As a bicultural country, New Zealand recognises the language, cultures, and traditions of both the Māori and Pākehā (British settlers) cultures.
The New Zealand Government Act 2002 provides a process for consultation with the Māori and to seek their views on any proposed changes to local authority structure and boundaries.
The government’s ongoing proposal to reform its three waters is also facilitated by engaging with the iwi/Māori as the Crown’s Treaty Partner.
Local councils face many challenges to their three-water system – drinking water, stormwater, and wastewater. Many of its pipes are at the end of their useful lives, climate change threats, cost of funding, and complying with the safety and environmental standards.
The government proposes consolidating the current 67 councils owned and operated water system into a small number of multi-regional entities to efficiently address water system challenges and lift significant financial pressures off from local councils.
A robust regulatory oversight will ensure the services are run at lower costs to the community. These proposals are still in the development and consultation phase at the time of writing.
Troy Brockbank’s article shares how Te Mana o te Wai’s principle, a Māori’s water concept, can guide the government’s treatment and management of its three waters.
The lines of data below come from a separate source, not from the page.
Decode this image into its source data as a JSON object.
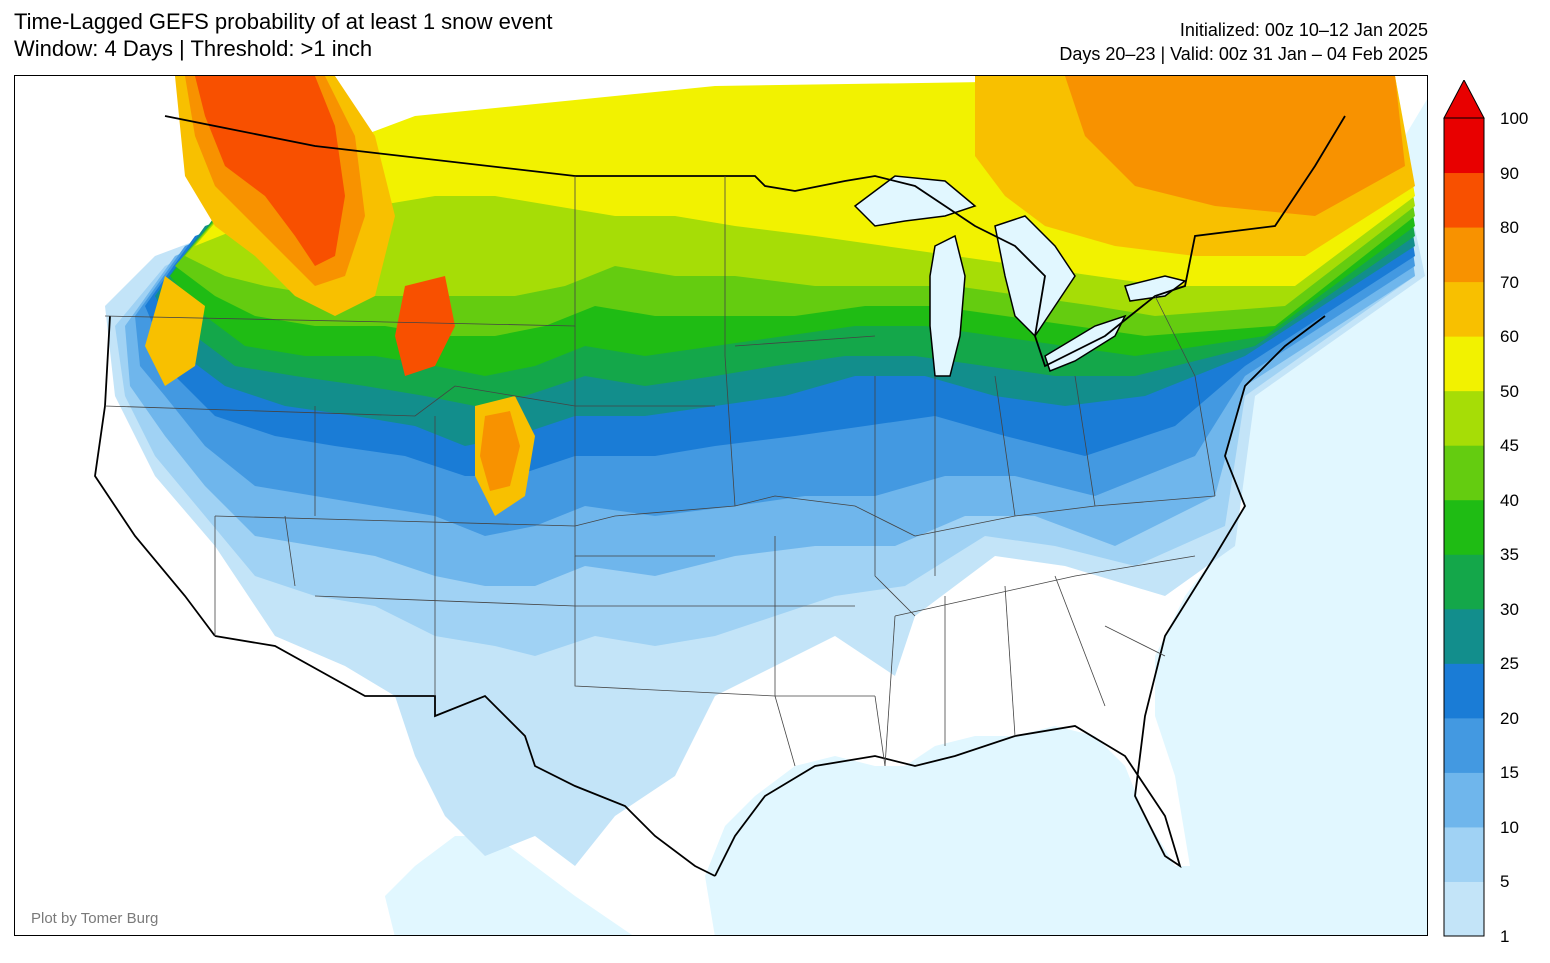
{
  "header": {
    "title_line1": "Time-Lagged GEFS probability of at least 1 snow event",
    "title_line2": "Window: 4 Days | Threshold: >1 inch",
    "init_text": "Initialized: 00z 10–12 Jan 2025",
    "valid_text": "Days 20–23 | Valid: 00z 31 Jan – 04 Feb 2025"
  },
  "credit": "Plot by Tomer Burg",
  "colorbar": {
    "levels": [
      "1",
      "5",
      "10",
      "15",
      "20",
      "25",
      "30",
      "35",
      "40",
      "45",
      "50",
      "60",
      "70",
      "80",
      "90",
      "100"
    ],
    "colors": [
      "#c3e4f8",
      "#a0d2f4",
      "#6fb6ec",
      "#4399e1",
      "#1a7cd6",
      "#128e8c",
      "#14a74a",
      "#1fbc14",
      "#64cc10",
      "#a6dd06",
      "#f2f200",
      "#f8c000",
      "#f89200",
      "#f85000",
      "#e80000"
    ],
    "extend_color": "#e80000",
    "ocean_color": "#e1f7ff"
  },
  "map": {
    "region": "Continental United States",
    "lakes": [
      "Superior",
      "Michigan",
      "Huron",
      "Erie",
      "Ontario"
    ]
  }
}
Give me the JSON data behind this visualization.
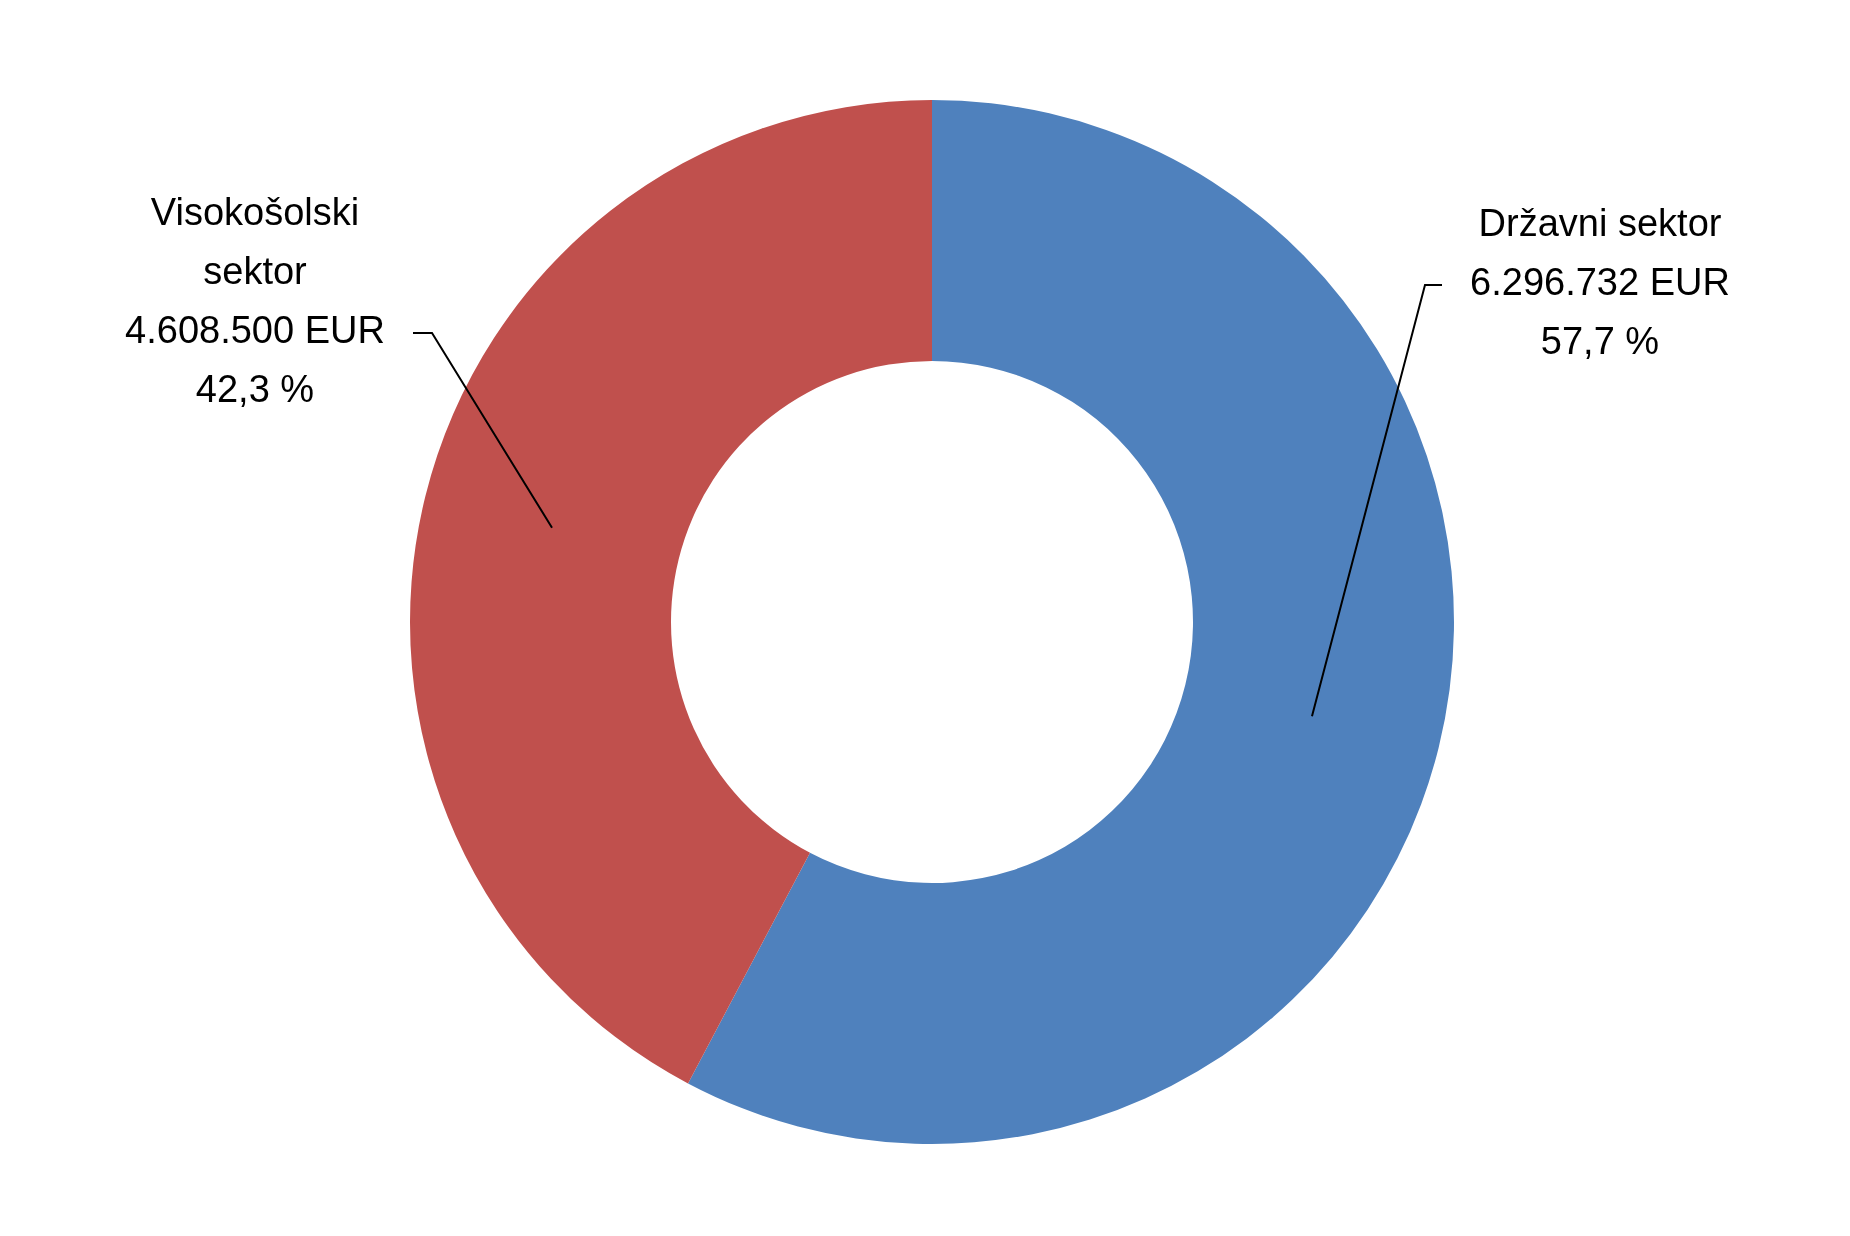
{
  "chart_data": {
    "type": "donut",
    "categories": [
      "Državni sektor",
      "Visokošolski sektor"
    ],
    "values": [
      6296732,
      4608500
    ],
    "colors": [
      "#4f81bd",
      "#c0504d"
    ],
    "value_labels": [
      "6.296.732 EUR\n57,7 %",
      "4.608.500 EUR\n42,3 %"
    ],
    "legend": false
  }
}
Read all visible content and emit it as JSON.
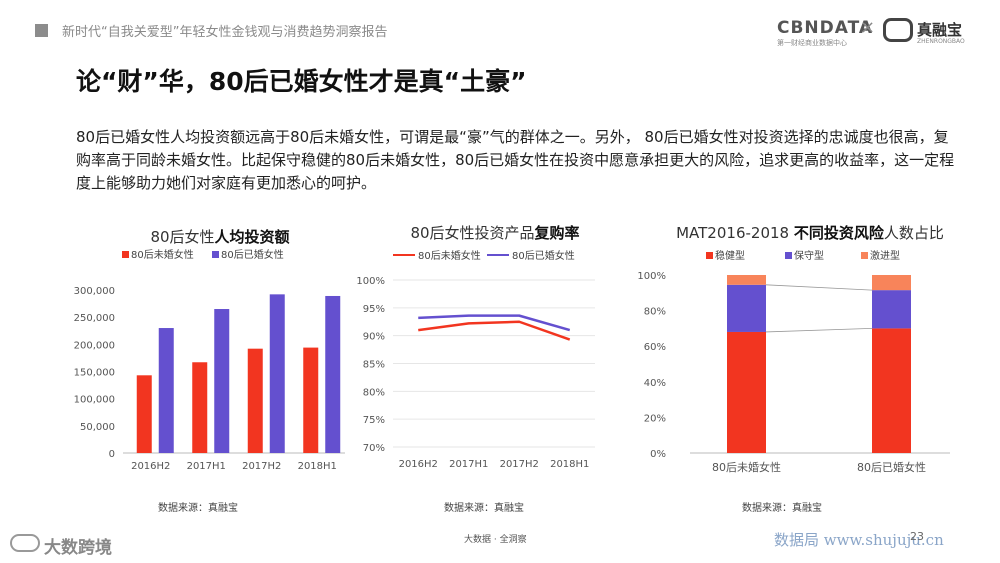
{
  "header": {
    "report_title": "新时代“自我关爱型”年轻女性金钱观与消费趋势洞察报告",
    "logo_cbndata": "CBNDATA",
    "logo_cbndata_sub": "第一财经商业数据中心",
    "logo_separator": "×",
    "logo_partner": "真融宝",
    "logo_partner_sub": "ZHENRONGBAO"
  },
  "headline": "论“财”华，80后已婚女性才是真“土豪”",
  "summary": "80后已婚女性人均投资额远高于80后未婚女性，可谓是最“豪”气的群体之一。另外， 80后已婚女性对投资选择的忠诚度也很高，复购率高于同龄未婚女性。比起保守稳健的80后未婚女性，80后已婚女性在投资中愿意承担更大的风险，追求更高的收益率，这一定程度上能够助力她们对家庭有更加悉心的呵护。",
  "colors": {
    "red": "#f23520",
    "purple": "#6450cf",
    "orange": "#f8845a"
  },
  "chart_data": [
    {
      "type": "bar",
      "title_normal": "80后女性",
      "title_bold": "人均投资额",
      "categories": [
        "2016H2",
        "2017H1",
        "2017H2",
        "2018H1"
      ],
      "series": [
        {
          "name": "80后未婚女性",
          "values": [
            143000,
            167000,
            192000,
            194000
          ]
        },
        {
          "name": "80后已婚女性",
          "values": [
            230000,
            265000,
            292000,
            289000
          ]
        }
      ],
      "yticks": [
        "0",
        "50,000",
        "100,000",
        "150,000",
        "200,000",
        "250,000",
        "300,000"
      ],
      "ylim": [
        0,
        300000
      ],
      "legend": "top",
      "source": "数据来源：真融宝"
    },
    {
      "type": "line",
      "title_normal": "80后女性投资产品",
      "title_bold": "复购率",
      "categories": [
        "2016H2",
        "2017H1",
        "2017H2",
        "2018H1"
      ],
      "series": [
        {
          "name": "80后未婚女性",
          "values": [
            91,
            92.2,
            92.5,
            89.3
          ]
        },
        {
          "name": "80后已婚女性",
          "values": [
            93.2,
            93.6,
            93.6,
            91
          ]
        }
      ],
      "yticks": [
        "70%",
        "75%",
        "80%",
        "85%",
        "90%",
        "95%",
        "100%"
      ],
      "ylim": [
        70,
        100
      ],
      "legend": "top",
      "source": "数据来源：真融宝"
    },
    {
      "type": "bar",
      "stacked": true,
      "title_normal": "MAT2016-2018 ",
      "title_bold": "不同投资风险",
      "title_tail": "人数占比",
      "categories": [
        "80后未婚女性",
        "80后已婚女性"
      ],
      "series": [
        {
          "name": "稳健型",
          "values": [
            68,
            70
          ]
        },
        {
          "name": "保守型",
          "values": [
            26.5,
            21.5
          ]
        },
        {
          "name": "激进型",
          "values": [
            5.5,
            8.5
          ]
        }
      ],
      "yticks": [
        "0%",
        "20%",
        "40%",
        "60%",
        "80%",
        "100%"
      ],
      "ylim": [
        0,
        100
      ],
      "legend": "top",
      "source": "数据来源：真融宝"
    }
  ],
  "footer": {
    "center": "大数据 · 全洞察",
    "page_number": "23",
    "left_logo": "大数跨境",
    "right_watermark": "数据局 www.shujuju.cn"
  }
}
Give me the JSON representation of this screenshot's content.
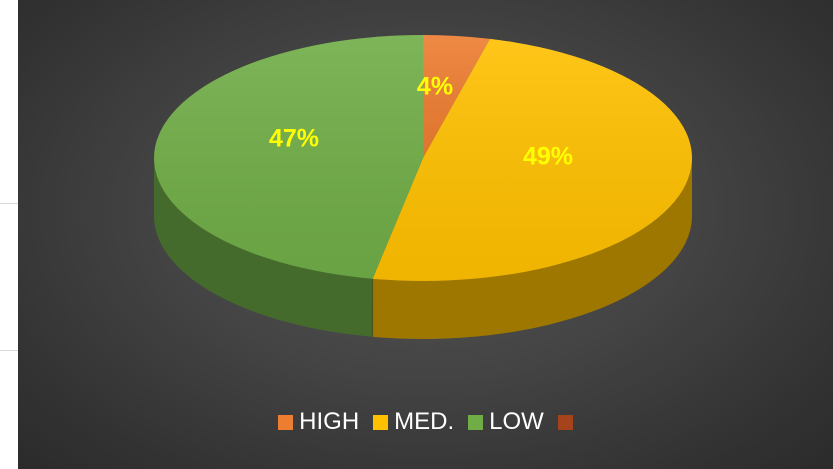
{
  "chart_data": {
    "type": "pie",
    "title": "",
    "slices": [
      {
        "label": "HIGH",
        "value": 4,
        "display": "4%",
        "color": "#ED7D31"
      },
      {
        "label": "MED.",
        "value": 49,
        "display": "49%",
        "color": "#FFC000"
      },
      {
        "label": "LOW",
        "value": 47,
        "display": "47%",
        "color": "#70AD47"
      },
      {
        "label": "",
        "value": 0,
        "display": "",
        "color": "#A5441B"
      }
    ],
    "legend_position": "bottom",
    "data_label_color": "#FFFF00",
    "background": "#3F3F3F"
  }
}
Under the Te Mana o te Wai principle, water is regarded as a most precious resource – the blood of the earth, as blood is to our body, so is the water to the earth – life is impossible without it. It uses a holistic approach to freshwater founded on indigenous knowledge. Protecting the health of freshwater also protects the wellbeing of the environment and the wider community.
What is unique to the Māori’s perspective is that water has a value on its own apart from its functions. The health of the water comes before and above the people’s needs, such as drinking water.
But this does not mean that water needs to be restored first to its pristine condition before it can be used, but that water should be valued in and of itself rather than a resource subjected to exploitation.
Valuing water in and of itself means having a framework to show that we care for her and apply practices to make her healthy across all aspects of water use from extraction, supply, use, and discharge.
The article gives three examples of how the Te Mana o te Wai principles are applied to wastewater treatment and stormwater treatment.
The proposed Rotorua Wastewater Treatment Plant upgrade is a good example of how effluent is treated – passing through a series of rock walls before being discharged to a body of water.
Another example is removing mortuary waste in the wastewater networks in Gisborne, a culturally abhorrent practice for Māori.
Instead, it treats the wastewater using a mound system similar to what the Native Americans are using and consistent with the Te Mana o te Wai principles.
Lastly, the ongoing transition from traditional stormwater practices to water sensitive design practices (WSD) applies the Urban Water Principles and consistent with the Te Mana o te Wai principles.
The Urban Water Principle is developed by a group of urban water management convened by the Ministry of the Environment to guide decision-making and promote the creation of water-sensitive urban spaces.
It is a holistic approach to land and water asset management and its relationship with the ecosystems, the community’s wellbeing, resilience, and intergenerational equity, values that the Māori culture holds dear.